All the real work is delegated to the DataFolder domain class, which handles the file/stream management logic. The only code left is that which must deal with the HTTP requests and responses, where it is thoroughly decoupled from the rest of our domain. For this pattern to work best, it is important that the domain class be optimized for the expected call pattern from its consumer. Rather than splitting the logic between multiple method calls, we should strive to create a single “one-liner” for the client to invoke. This explains the perhaps unusual choice of DataFolder.WriteAsync accepting a lambda; if we had instead returned a write stream, it would have required a bit of extra client logic to manage the lifetime (i.e.
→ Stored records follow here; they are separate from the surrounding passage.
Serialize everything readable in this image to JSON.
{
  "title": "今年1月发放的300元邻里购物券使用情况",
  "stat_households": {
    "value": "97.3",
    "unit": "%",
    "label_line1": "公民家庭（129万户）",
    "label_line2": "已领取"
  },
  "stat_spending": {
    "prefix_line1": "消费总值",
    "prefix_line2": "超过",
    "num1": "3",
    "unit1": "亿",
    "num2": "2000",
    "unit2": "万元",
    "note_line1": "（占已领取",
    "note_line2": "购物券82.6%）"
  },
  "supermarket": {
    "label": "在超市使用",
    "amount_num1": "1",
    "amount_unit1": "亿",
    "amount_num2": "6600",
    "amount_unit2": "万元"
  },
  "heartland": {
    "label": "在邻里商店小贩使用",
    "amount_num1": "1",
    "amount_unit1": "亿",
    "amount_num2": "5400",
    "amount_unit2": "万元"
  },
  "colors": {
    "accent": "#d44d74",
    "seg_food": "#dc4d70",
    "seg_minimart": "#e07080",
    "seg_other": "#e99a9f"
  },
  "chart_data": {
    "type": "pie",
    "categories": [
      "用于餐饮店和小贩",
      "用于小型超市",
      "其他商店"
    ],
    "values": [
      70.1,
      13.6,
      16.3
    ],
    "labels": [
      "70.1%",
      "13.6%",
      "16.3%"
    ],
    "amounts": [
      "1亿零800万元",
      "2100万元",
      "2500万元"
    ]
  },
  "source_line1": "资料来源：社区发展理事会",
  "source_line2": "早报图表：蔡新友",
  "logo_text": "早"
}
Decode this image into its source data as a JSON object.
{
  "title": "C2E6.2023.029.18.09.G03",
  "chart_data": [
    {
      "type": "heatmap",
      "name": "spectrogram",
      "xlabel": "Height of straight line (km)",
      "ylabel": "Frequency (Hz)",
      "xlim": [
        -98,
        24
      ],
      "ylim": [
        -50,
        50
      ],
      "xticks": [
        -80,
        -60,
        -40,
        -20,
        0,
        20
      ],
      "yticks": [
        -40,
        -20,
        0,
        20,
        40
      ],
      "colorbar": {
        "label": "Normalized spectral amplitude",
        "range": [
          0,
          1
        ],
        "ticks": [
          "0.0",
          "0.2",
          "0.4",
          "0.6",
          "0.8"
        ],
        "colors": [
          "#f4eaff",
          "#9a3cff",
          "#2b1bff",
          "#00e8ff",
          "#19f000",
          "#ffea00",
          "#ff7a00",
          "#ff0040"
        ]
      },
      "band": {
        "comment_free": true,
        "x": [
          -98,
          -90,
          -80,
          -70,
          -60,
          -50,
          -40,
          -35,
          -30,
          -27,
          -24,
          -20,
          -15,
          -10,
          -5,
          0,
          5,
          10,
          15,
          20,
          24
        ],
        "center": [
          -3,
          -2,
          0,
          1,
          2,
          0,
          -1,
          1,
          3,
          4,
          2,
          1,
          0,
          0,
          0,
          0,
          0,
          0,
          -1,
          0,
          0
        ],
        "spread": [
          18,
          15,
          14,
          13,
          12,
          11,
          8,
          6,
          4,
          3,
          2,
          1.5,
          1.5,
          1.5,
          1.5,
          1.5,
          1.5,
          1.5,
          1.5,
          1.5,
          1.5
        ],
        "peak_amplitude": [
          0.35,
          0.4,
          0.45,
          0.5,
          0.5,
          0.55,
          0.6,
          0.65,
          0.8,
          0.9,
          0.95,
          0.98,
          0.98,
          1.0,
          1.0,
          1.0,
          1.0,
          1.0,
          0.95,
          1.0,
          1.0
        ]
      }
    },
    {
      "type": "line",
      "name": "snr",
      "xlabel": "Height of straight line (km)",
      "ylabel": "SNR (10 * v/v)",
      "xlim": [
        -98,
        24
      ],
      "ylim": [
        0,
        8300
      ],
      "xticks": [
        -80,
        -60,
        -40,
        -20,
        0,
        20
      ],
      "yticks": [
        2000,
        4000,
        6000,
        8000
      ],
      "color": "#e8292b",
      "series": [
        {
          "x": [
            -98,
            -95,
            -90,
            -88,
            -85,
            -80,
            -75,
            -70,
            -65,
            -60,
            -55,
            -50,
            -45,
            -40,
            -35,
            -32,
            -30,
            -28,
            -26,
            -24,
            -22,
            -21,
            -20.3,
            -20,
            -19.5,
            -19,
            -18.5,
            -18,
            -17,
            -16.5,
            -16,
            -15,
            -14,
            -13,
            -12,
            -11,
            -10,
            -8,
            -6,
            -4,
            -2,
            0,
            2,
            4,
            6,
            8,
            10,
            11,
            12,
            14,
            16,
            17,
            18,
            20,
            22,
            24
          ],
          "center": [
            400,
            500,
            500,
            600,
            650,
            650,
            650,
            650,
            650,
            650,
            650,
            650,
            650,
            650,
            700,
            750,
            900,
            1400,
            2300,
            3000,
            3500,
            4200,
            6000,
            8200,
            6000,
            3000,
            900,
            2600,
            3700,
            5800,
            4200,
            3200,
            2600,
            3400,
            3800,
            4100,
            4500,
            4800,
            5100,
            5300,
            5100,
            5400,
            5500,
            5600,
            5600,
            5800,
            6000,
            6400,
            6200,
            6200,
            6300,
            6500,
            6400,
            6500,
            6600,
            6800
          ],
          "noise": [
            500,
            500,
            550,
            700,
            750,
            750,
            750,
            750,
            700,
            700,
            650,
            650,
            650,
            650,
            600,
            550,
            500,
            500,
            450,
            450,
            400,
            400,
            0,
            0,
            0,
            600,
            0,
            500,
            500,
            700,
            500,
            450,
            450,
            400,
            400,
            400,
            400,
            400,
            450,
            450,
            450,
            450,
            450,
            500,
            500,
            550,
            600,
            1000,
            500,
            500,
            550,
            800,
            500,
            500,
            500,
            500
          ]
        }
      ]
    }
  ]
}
Dispose() it). As this would push us into not-as-humble territory, we should reject that choice.

What is not visible here are other policies and behaviors that would be controlled by the host, such as exception filters or route handlers. For exception handling, I typically define exception filters mapping a domain exception (e.g. FileNotFoundException) to a sensible HTTP response (e.g. “404 Not Found”), and register them at the top-level configuration. Other behaviors may require stacks of attributes on the controllers themselves (e.g. specialized routing scenarios), which admittedly calls the controller’s humility into question.

All that said, it still is good to test even a humble controller — but not with isolated unit tests (twist ending!). This is a case where a system like Approval Tests might work better (it even has a small extension library for Web API). In these tests, you would verify all your routing, authorization, error handling policies, and so on — but not your complete domain logic (aside from what is necessary to cover the needed request/response scenarios) since it is already covered in your unit tests.